In re the little dustup between Andrew Sullivan and Camille Paglia on the topic of gay marriage I must say that I find that Paglia has far the better argument when she says "....government should get out of the marriage business. Marriage is a religious concept that should be defined and administered only by churches." By way of replying, Sullivan says:
his is a very strange reading of Catholic history and American history. Marriage was not a sacrament until the thirteenth century; many Protestants, most famously Luther, denied its sacramental quality through the sixteenth century. The first marriages in America were civil, not religious in nature:

When the Pilgrims landed at Plymouth in 1620, among the first things they did for the well-ordering of their new commonwealth was to institute the Dutch custom of civil marriage with which they had become familiar during their long sojourn in the Netherlands.

The Dutch made civil marriage the law of the land in 1590, and the first marriage in New England, that of Edward Winslow to the widow Susannah White, was performed on May 12, 1621, in Plymouth by Governor William Bradford, in exercise of his office as magistrate.

Now it is true that the churches have conflated civil and religious marriage ever since and this has become part of the messy civil-religious aspect of marriage in contemporary America. And Camille, as usual, has a point: a cleaner solution would be civil unions for everyone, gay and straight.

For most of it's existence, marriage has been a much more laisseze faire institution than it is today. The entire business of formal registration of marriage in the west did in fact begin as a function of the ecclesiastical courts and was mostly concerned with the establishment of legitimacy of children (largely of concern in terms of inheritance) and settlement of property rights. Today these concerns are no longer as relevant and are often handled without regard to the marriage estate. In the wake of the Reformation (which serves to explain a lot about why Luther argued against Church control over the formalities), marriage increasingly fell under the authority of the state. At this point the government has maintained the prerogative to issue marriage licenses for so long that no one even questions their warrant to do so. But most of the accoutrements of marriage can and are handled through a variety of other devices of the civil law, such as health-care proxies, and through a more enlightened treatment of testamentary law and child-support. The other issues that arise should be (relatively) simple subject matter for statutory cures.
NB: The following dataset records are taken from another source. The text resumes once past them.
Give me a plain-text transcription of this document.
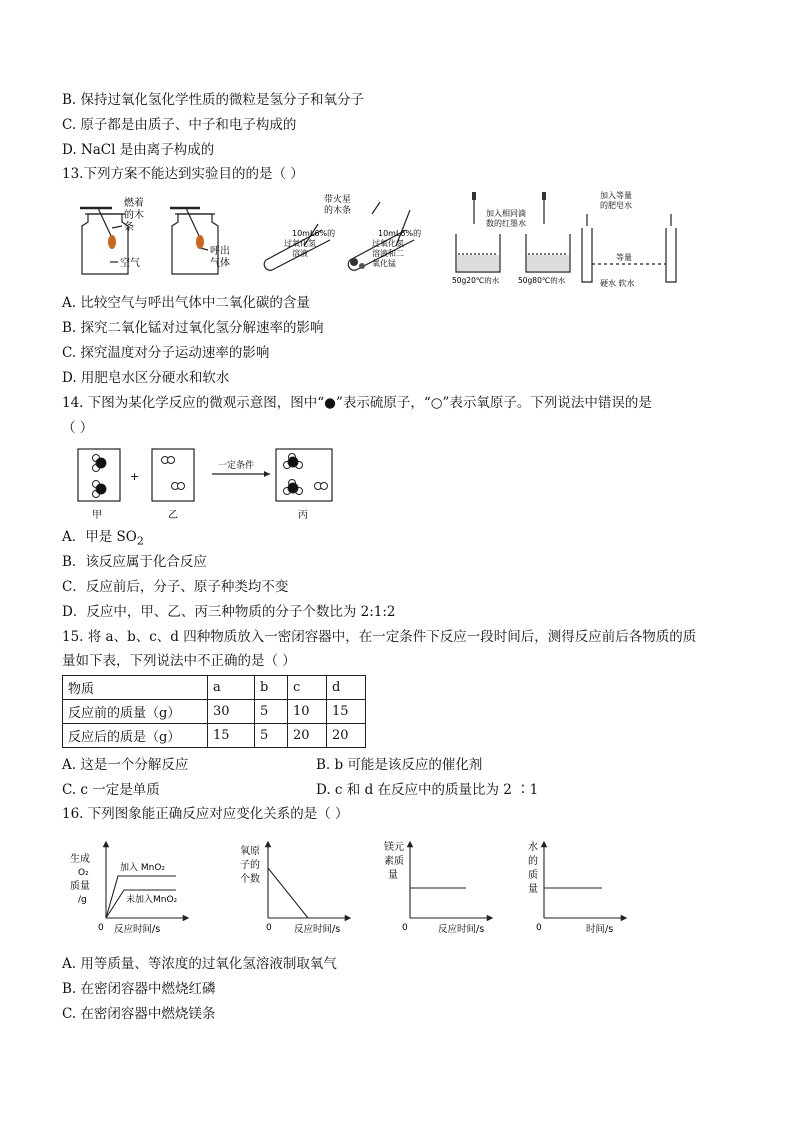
B. 保持过氧化氢化学性质的微粒是氢分子和氧分子
C. 原子都是由质子、中子和电子构成的
D. NaCl 是由离子构成的
13.下列方案不能达到实验目的的是（ ）
燃着
的木
条
空气
呼出
气体
带火星
的木条
10mL6%的
过氧化氢
溶液
10mL6%的
过氧化氢
溶液和二
氧化锰
加入相同滴
数的红墨水
50g20℃的水 50g80℃的水
加入等量
的肥皂水
等量
硬水 软水
A. 比较空气与呼出气体中二氧化碳的含量
B. 探究二氧化锰对过氧化氢分解速率的影响
C. 探究温度对分子运动速率的影响
D. 用肥皂水区分硬水和软水
14. 下图为某化学反应的微观示意图，图中“●”表示硫原子，“○”表示氧原子。下列说法中错误的是
（ ）
+
一定条件
甲	乙	丙
A．甲是 $SO_2$
B．该反应属于化合反应
C．反应前后，分子、原子种类均不变
D．反应中，甲、乙、丙三种物质的分子个数比为 2:1:2
15. 将 a、b、c、d 四种物质放入一密闭容器中，在一定条件下反应一段时间后，测得反应前后各物质的质
量如下表，下列说法中不正确的是（ ）
物质	a	b	c	d
反应前的质量（g）	30	5	10	15
反应后的质是（g）	15	5	20	20
A. 这是一个分解反应	B. b 可能是该反应的催化剂
C. c 一定是单质	D. c 和 d 在反应中的质量比为 2 ∶1
16. 下列图象能正确反应对应变化关系的是（ ）
生成
O₂
质量
/g
加入 MnO₂
未加入MnO₂
0 反应时间/s
氧原
子的
个数
0 反应时间/s
镁元
素质
量
0	反应时间/s
水
的
质
量
0	时间/s
A. 用等质量、等浓度的过氧化氢溶液制取氧气
B. 在密闭容器中燃烧红磷
C. 在密闭容器中燃烧镁条
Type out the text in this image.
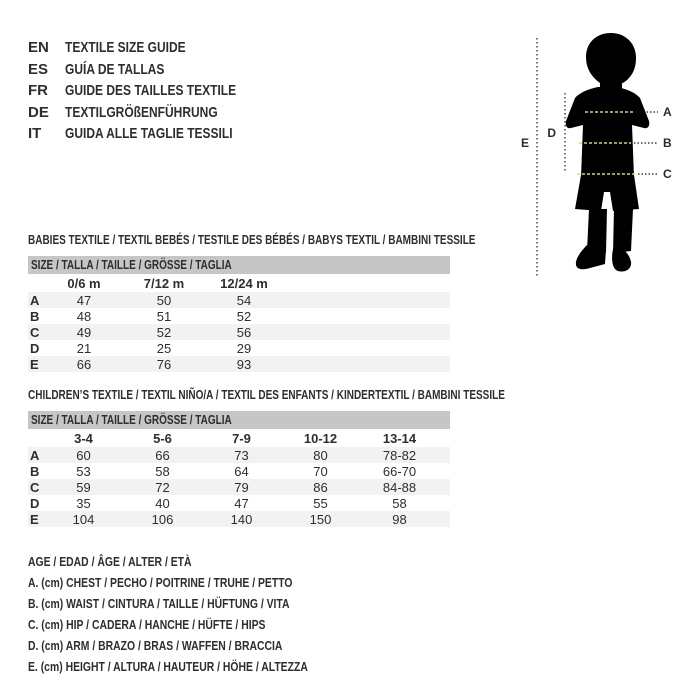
EN	TEXTILE SIZE GUIDE
ES	GUÍA DE TALLAS
FR	GUIDE DES TAILLES TEXTILE
DE	TEXTILGRÖßENFÜHRUNG
IT	GUIDA ALLE TAGLIE TESSILI
A
B
C
D
E
BABIES TEXTILE / TEXTIL BEBÉS / TESTILE DES BÉBÉS / BABYS TEXTIL / BAMBINI TESSILE
SIZE / TALLA / TAILLE / GRÖSSE / TAGLIA
0/6 m	7/12 m	12/24 m
A	47	50	54
B	48	51	52
C	49	52	56
D	21	25	29
E	66	76	93
CHILDREN’S TEXTILE / TEXTIL NIÑO/A / TEXTIL DES ENFANTS / KINDERTEXTIL / BAMBINI TESSILE
SIZE / TALLA / TAILLE / GRÖSSE / TAGLIA
3-4	5-6	7-9	10-12	13-14
A	60	66	73	80	78-82
B	53	58	64	70	66-70
C	59	72	79	86	84-88
D	35	40	47	55	58
E	104	106	140	150	98
AGE / EDAD / ÂGE / ALTER / ETÀ
A. (cm) CHEST / PECHO / POITRINE / TRUHE / PETTO
B. (cm) WAIST / CINTURA / TAILLE / HÜFTUNG / VITA
C. (cm) HIP / CADERA / HANCHE / HÜFTE / HIPS
D. (cm) ARM / BRAZO / BRAS / WAFFEN / BRACCIA
E. (cm) HEIGHT / ALTURA / HAUTEUR / HÖHE / ALTEZZA
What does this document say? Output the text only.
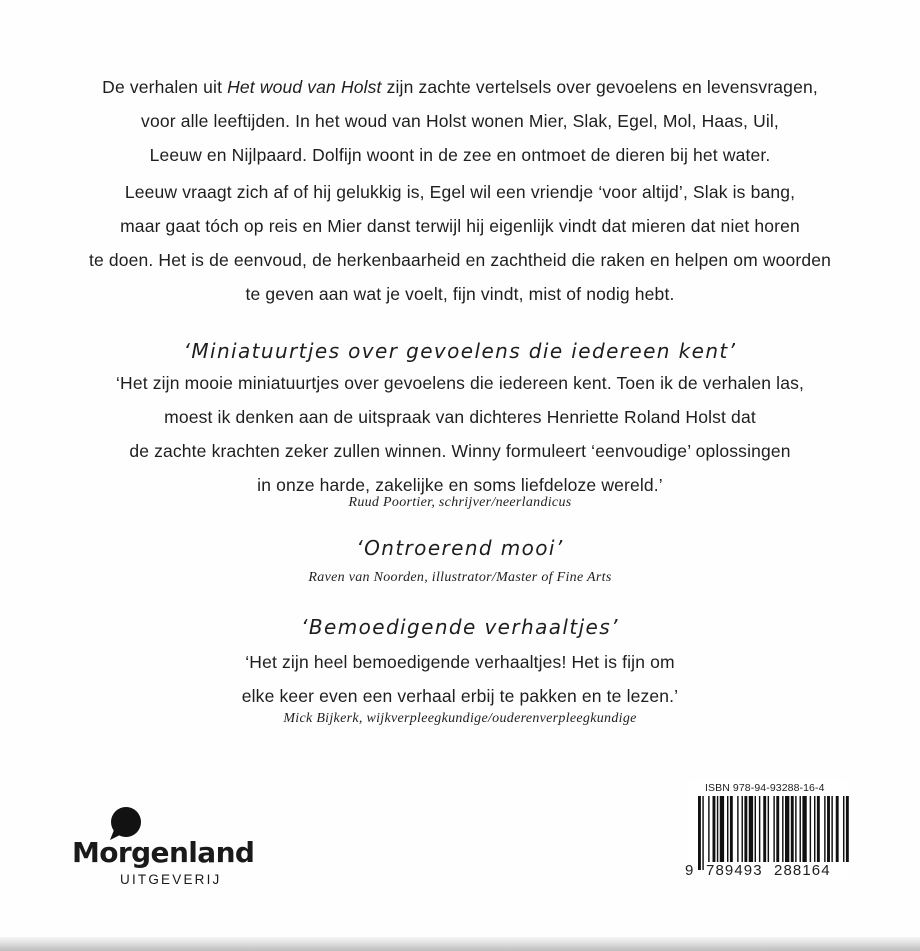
De verhalen uit Het woud van Holst zijn zachte vertelsels over gevoelens en levensvragen,
voor alle leeftijden. In het woud van Holst wonen Mier, Slak, Egel, Mol, Haas, Uil,
Leeuw en Nijlpaard. Dolfijn woont in de zee en ontmoet de dieren bij het water.
Leeuw vraagt zich af of hij gelukkig is, Egel wil een vriendje ‘voor altijd’, Slak is bang,
maar gaat tóch op reis en Mier danst terwijl hij eigenlijk vindt dat mieren dat niet horen
te doen. Het is de eenvoud, de herkenbaarheid en zachtheid die raken en helpen om woorden
te geven aan wat je voelt, fijn vindt, mist of nodig hebt.
‘Miniatuurtjes over gevoelens die iedereen kent’
‘Het zijn mooie miniatuurtjes over gevoelens die iedereen kent. Toen ik de verhalen las,
moest ik denken aan de uitspraak van dichteres Henriette Roland Holst dat
de zachte krachten zeker zullen winnen. Winny formuleert ‘eenvoudige’ oplossingen
in onze harde, zakelijke en soms liefdeloze wereld.’
Ruud Poortier, schrijver/neerlandicus
‘Ontroerend mooi’
Raven van Noorden, illustrator/Master of Fine Arts
‘Bemoedigende verhaaltjes’
‘Het zijn heel bemoedigende verhaaltjes! Het is fijn om
elke keer even een verhaal erbij te pakken en te lezen.’
Mick Bijkerk, wijkverpleegkundige/ouderenverpleegkundige
Morgenland
UITGEVERIJ
ISBN 978-94-93288-16-4
9 789493 288164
The argument for any state licensing of marriage is just rather weak....after all, the IRS doesn't hesitate to argue the existence of a common-law marriage when it suits their purpose, so the licensing or lack thereof is not always dispositive even today.
I think that this would not satisfy Sullivan, however, as what he really wants is the State sanction, even if the State properly has no good business sanctioning any sort of marriage whatsoever.